Longgang River: a blueprint for waterfront revitalisation

The Shenzhen Longgang River Blueway project is a major municipal civil project that will protect and enhance 1,000 km of waterways in the southern Chinese city of Shenzhen.

In an initiative to reclaim urban waterways, the Longgang River, originating from the north of Wutongshan Mountain, is undergoing a remarkable revitalisation, having witnessed both the positive and negative effects of development over many years.

Hassell has been working on the transformation of various parts of a 23.6km long section of the river based on our overall master plan. This part of the waterway meanders through tech centres, metropolitan areas, historical culture precincts and natural environments. Our work on the renewed waterfront intends to bring the river back into focus for the community while rejuvenating the shoreline for the wider city area.

The design brief called for a solution to three key challenges: fluctuating water levels during different seasons, poor public access to the river’s edge, and varying and at times even competing development projects along the waterfront. 

In early 2023, phase one (the pilot section) of the project opened to the public. The 4.6km area includes two sections designed by Hassell together with UPDIS, called U-dream Valley and Dragon Waterfront.

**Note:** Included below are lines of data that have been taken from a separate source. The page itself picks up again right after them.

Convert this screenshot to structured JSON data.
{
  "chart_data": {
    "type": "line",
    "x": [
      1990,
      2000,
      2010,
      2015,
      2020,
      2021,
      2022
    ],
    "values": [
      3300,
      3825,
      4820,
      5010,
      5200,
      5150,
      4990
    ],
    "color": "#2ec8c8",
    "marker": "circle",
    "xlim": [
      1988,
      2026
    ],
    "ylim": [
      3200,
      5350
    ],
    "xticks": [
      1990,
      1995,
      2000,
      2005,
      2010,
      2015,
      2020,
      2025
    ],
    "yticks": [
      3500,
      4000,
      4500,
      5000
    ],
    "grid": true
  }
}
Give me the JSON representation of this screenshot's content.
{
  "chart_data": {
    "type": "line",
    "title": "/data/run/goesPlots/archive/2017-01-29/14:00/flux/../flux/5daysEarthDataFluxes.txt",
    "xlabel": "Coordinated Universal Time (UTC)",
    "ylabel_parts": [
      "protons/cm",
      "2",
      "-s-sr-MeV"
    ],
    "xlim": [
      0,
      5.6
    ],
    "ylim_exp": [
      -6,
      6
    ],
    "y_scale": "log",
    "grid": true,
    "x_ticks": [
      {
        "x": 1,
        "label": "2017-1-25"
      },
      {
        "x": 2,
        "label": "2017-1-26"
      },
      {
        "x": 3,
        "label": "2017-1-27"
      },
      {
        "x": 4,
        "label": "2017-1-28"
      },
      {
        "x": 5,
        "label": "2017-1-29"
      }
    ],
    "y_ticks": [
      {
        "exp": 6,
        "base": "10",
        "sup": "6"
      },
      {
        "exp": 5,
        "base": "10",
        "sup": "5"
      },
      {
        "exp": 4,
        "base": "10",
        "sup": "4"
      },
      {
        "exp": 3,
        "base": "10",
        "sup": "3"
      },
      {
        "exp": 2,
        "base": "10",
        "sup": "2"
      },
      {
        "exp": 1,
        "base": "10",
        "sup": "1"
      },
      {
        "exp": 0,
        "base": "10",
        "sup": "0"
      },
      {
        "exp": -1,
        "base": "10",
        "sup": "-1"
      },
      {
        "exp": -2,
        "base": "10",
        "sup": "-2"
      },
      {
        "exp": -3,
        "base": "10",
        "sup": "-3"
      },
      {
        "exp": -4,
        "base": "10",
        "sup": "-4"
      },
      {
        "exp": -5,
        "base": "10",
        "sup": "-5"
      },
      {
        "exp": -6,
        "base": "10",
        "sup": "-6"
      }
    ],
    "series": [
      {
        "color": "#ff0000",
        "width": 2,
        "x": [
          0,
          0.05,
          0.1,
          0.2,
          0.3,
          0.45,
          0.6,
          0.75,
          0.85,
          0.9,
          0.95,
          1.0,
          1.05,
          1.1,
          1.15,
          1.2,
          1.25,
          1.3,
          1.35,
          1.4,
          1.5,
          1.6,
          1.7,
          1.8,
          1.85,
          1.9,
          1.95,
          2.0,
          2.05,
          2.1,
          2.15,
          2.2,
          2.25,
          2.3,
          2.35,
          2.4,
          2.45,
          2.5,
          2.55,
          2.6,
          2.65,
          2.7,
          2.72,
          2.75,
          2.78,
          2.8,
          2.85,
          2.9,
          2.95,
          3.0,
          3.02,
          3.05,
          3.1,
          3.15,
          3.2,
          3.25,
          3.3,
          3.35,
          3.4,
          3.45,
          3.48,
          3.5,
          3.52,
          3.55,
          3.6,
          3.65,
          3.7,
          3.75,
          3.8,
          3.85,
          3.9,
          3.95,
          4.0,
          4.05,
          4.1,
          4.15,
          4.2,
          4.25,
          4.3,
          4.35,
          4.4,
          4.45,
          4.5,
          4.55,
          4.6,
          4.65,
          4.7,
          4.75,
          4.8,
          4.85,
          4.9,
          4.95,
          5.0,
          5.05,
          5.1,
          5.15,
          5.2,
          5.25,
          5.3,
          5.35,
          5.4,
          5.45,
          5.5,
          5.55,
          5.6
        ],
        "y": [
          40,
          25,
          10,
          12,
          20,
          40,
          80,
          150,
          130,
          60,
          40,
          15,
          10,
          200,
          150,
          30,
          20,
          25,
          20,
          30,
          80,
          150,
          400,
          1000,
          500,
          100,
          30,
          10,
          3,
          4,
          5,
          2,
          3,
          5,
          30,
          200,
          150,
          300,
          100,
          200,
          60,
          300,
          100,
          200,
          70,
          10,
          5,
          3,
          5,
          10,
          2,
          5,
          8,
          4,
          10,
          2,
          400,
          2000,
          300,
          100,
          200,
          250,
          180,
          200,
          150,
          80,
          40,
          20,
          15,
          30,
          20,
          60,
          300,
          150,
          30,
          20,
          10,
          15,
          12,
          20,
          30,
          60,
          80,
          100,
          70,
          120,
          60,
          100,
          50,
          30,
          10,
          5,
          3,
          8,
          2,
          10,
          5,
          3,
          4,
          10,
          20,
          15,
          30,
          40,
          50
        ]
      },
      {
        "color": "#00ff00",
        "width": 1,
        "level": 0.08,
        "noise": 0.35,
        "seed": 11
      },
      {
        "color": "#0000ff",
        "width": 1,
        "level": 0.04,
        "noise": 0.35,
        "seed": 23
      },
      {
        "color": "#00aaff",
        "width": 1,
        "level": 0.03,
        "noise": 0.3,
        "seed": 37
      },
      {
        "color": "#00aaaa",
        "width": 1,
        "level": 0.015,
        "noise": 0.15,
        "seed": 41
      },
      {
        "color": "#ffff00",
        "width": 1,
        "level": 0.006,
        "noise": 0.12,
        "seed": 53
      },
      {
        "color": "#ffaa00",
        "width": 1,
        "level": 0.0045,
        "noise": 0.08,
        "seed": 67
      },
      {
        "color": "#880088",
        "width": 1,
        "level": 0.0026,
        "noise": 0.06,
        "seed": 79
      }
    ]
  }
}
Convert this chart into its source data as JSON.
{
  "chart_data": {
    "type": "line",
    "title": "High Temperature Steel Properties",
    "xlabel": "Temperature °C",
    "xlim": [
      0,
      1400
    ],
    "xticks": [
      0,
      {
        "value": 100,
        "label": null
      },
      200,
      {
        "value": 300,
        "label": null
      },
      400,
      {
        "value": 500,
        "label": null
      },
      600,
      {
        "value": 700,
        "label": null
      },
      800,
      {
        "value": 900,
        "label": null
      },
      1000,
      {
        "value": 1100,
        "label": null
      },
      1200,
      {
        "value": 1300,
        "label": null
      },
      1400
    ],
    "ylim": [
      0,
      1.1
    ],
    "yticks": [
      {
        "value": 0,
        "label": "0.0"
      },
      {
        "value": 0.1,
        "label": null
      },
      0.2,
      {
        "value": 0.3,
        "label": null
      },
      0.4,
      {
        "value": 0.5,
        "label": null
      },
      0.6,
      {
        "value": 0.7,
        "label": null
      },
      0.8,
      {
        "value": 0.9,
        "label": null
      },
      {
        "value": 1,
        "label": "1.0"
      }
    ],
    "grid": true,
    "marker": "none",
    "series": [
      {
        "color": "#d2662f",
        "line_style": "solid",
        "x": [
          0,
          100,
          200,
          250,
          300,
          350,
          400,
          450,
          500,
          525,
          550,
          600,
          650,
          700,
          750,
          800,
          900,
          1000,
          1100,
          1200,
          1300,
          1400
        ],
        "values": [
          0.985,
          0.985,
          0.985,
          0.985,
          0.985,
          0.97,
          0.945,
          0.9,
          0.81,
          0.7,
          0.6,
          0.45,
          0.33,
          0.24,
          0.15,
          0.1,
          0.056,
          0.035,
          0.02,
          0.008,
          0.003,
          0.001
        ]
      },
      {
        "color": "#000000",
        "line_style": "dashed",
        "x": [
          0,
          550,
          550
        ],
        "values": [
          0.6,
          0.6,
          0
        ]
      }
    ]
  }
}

The overall landscape framework for the Longgang River is the starting point and backbone for a growing waterfront,” says Chong Wang, Hassell Principal.

We are excited to see people gathering and enjoying the new public spaces along the river, activated by a program of activities and functions in this urban context.”

— Chong Wang, Principal

The design uses low-intervention ecological embankments instead of engineered flood barriers, integrating drainage channels and urban parks into a green infrastructure corridor. This approach minimises the impact on wildlife habitats, creating a safe waterfront recreational space for residents while improving flood control and drainage.

The project also aims to preserve the existing local culture on the site, retaining the traditional Nine Dragons Wall along the Long Garden waterfront and expanding it into a leisure square for citizens. Hassell is also the architect for some of the new pavilions along the waterfront, which encourage community gatherings and take inspiration from traditional Hakka bamboo woven hats. 

Since its completion, phase one has recorded an average of 4,000 visitors per day, and work on this project continues with more sections of the waterfront expected to be completed later this year.